Nel corso dell’intervista rilasciata a Radio Kiss Kiss Napoli, Gabriele Gravina, presidente dimissionario della FIGC, è tornato sulle recenti dichiarazioni di Aurelio De Laurentiis. Il numero uno del Napoli, a più riprese nelle ultime settimane, ha dichiarato di ritenere necessaria una riduzione della Serie A - anche se, quando si è trattato di votare, espresse parere negativo - e ha rilanciato le sue idee in materia di trasmissione televisiva, ipotizzando il calcio in chiaro.
Proprio su quel voto negativo, e in generale sulle dichiarazioni, è tornato Gravina: “Il presidente De Laurentiis è un dirigente brillante, con cui mi confronto sempre volentieri.

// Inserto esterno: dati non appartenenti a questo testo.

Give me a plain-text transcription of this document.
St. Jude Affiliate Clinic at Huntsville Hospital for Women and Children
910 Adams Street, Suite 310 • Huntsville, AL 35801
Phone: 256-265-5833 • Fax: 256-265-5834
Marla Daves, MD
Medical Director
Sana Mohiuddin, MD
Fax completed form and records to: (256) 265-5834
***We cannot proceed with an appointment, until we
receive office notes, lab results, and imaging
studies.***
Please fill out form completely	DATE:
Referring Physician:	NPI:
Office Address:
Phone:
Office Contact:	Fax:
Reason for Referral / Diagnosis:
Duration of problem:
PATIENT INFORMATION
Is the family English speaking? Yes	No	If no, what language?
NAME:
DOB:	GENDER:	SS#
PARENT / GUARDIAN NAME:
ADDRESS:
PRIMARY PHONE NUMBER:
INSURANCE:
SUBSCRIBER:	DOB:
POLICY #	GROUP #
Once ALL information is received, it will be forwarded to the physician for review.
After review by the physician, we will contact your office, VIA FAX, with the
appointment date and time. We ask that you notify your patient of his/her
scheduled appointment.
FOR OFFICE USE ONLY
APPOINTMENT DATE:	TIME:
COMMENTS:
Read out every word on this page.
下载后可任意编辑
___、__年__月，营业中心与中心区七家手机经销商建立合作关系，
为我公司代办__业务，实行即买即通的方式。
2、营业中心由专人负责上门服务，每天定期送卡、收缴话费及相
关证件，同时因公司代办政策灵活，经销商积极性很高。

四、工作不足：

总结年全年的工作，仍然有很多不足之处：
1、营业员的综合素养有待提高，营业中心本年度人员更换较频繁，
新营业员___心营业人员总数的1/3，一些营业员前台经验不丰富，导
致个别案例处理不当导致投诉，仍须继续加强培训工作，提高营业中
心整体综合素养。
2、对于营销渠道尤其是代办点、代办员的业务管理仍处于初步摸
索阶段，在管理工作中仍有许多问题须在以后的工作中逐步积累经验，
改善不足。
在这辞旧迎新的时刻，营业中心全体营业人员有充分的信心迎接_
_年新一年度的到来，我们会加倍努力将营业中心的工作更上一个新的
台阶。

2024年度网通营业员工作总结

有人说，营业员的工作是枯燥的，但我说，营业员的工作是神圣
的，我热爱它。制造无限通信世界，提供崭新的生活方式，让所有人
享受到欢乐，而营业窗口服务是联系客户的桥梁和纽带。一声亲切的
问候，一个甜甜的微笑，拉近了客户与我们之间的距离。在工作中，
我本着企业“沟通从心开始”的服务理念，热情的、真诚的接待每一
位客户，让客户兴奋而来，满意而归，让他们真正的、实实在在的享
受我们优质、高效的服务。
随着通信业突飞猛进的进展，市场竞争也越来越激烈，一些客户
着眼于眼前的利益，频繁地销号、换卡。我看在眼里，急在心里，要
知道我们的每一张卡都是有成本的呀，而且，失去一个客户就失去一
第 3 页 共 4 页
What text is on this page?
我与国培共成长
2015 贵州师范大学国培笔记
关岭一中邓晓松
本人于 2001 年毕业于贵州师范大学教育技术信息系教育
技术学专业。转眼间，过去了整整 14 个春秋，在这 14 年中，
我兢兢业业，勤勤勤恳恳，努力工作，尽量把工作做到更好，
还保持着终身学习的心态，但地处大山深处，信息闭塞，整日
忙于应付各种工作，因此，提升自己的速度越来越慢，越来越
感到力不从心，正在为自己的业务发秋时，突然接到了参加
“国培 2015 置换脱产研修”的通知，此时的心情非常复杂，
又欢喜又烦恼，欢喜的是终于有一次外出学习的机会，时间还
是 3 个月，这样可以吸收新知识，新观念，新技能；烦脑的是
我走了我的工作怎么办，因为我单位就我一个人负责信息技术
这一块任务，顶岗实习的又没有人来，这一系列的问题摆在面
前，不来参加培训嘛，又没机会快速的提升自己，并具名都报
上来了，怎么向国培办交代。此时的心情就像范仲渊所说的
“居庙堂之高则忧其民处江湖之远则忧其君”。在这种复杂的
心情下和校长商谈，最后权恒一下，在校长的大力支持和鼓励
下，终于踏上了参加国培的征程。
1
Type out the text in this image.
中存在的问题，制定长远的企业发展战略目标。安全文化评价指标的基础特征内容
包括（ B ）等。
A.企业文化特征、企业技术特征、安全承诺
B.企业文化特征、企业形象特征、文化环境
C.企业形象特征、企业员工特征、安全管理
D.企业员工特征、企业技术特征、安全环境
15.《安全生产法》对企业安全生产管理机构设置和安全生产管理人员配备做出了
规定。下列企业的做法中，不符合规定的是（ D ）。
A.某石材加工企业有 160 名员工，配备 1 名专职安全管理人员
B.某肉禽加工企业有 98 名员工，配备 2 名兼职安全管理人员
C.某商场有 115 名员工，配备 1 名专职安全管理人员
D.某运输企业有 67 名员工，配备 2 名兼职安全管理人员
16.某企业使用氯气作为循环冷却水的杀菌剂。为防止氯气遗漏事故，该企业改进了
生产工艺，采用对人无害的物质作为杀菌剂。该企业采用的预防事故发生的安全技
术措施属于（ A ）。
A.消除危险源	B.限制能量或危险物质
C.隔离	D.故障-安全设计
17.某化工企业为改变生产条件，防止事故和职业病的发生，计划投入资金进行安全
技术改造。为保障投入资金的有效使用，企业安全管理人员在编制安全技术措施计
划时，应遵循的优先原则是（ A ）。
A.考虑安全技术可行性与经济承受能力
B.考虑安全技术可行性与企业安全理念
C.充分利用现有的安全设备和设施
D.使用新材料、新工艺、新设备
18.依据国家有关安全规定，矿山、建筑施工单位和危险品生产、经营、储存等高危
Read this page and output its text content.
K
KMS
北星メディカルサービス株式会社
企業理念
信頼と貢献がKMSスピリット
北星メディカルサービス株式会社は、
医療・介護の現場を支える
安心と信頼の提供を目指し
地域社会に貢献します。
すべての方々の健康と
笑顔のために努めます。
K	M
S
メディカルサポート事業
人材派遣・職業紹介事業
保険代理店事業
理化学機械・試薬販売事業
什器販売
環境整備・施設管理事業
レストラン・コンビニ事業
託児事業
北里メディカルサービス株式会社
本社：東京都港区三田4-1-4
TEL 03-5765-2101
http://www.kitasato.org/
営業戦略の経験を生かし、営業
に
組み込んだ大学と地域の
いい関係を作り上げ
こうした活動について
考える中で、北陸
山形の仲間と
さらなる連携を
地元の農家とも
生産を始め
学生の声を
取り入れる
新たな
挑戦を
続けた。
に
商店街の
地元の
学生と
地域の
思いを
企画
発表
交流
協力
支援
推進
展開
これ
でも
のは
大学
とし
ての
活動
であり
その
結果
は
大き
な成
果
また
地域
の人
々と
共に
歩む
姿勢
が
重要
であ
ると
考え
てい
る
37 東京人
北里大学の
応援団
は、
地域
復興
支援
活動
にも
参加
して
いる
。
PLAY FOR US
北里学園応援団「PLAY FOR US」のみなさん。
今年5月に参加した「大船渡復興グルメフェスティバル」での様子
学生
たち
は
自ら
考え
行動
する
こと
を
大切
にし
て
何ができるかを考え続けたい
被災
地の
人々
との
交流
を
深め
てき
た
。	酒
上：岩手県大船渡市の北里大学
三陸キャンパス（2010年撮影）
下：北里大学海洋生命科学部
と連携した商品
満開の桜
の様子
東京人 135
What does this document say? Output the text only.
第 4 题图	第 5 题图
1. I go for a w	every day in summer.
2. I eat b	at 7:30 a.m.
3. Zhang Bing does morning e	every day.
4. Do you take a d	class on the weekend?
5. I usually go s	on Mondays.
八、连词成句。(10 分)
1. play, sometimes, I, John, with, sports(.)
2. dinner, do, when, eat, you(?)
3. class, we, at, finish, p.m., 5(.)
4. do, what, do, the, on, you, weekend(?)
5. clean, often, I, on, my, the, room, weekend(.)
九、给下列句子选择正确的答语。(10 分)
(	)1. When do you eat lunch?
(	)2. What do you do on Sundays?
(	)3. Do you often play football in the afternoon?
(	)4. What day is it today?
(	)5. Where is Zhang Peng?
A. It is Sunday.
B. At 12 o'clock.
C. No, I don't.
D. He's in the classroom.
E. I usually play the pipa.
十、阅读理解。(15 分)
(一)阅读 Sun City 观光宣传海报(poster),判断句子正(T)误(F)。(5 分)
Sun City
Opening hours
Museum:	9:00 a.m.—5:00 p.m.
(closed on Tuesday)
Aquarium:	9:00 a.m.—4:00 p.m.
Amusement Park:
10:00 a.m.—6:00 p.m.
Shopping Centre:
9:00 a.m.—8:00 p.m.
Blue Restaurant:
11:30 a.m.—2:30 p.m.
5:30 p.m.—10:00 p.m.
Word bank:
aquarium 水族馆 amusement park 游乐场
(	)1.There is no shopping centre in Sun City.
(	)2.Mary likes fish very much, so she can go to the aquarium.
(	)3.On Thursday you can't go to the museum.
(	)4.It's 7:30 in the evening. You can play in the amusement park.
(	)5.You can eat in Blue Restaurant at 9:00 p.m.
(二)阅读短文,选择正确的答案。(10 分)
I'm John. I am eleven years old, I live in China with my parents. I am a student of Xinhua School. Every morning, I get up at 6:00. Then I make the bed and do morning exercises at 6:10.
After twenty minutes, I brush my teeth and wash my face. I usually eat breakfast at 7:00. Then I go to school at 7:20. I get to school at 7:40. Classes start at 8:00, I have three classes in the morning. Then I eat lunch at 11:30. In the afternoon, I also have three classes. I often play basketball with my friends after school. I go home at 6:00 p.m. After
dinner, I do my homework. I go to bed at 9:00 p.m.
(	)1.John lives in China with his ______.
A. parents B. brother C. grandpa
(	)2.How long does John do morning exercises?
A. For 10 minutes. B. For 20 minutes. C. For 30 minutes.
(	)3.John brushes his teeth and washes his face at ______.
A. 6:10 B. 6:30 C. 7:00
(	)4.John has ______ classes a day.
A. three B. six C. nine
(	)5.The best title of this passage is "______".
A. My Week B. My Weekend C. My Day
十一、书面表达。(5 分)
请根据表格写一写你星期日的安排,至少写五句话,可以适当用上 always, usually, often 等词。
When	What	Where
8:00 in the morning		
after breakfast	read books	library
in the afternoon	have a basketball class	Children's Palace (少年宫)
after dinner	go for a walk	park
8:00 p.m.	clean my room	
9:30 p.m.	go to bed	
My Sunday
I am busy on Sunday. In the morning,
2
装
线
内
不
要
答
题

Tuttavia, i diritti televisivi sono stati già assegnati fino al 2029 e intervenire su quell’accordo, stipulato dalla Lega Calcio Serie A, sarebbe molto complesso. Inoltre, ho ricevuto la richiesta da Juventus, Milan, Inter e Roma di ridurre la Serie A a 18 squadre, ma il presidente De Laurentiis ha espresso voto contrario. Un mese fa ho presentato al tavolo tecnico la diciassettesima proposta di riforma dei campionati: quando si parla di calcio italiano, è necessario essere sempre molto onesti”.
Il periodo a cui fa riferimento Gravina è quello di febbraio 2024: in un incontro con le quattro squadre citate oggi, definì una potenziale diminuzione del numero di club nel massimo campionato. Le altre società, però, non presero benissimo la proposta e soprattutto il fatto che fosse stata discussa in un incontro - poi diventato di pubblico dominio - con le sole big: la votazione fu schiacciante, 16-4. Tra i più convinti della necessità di rimanere a venti, proprio De Laurentiis: “Non è così che si sistemano i problemi”. Il tempo lo ha consigliato, ma le azioni del passato non si dimenticano.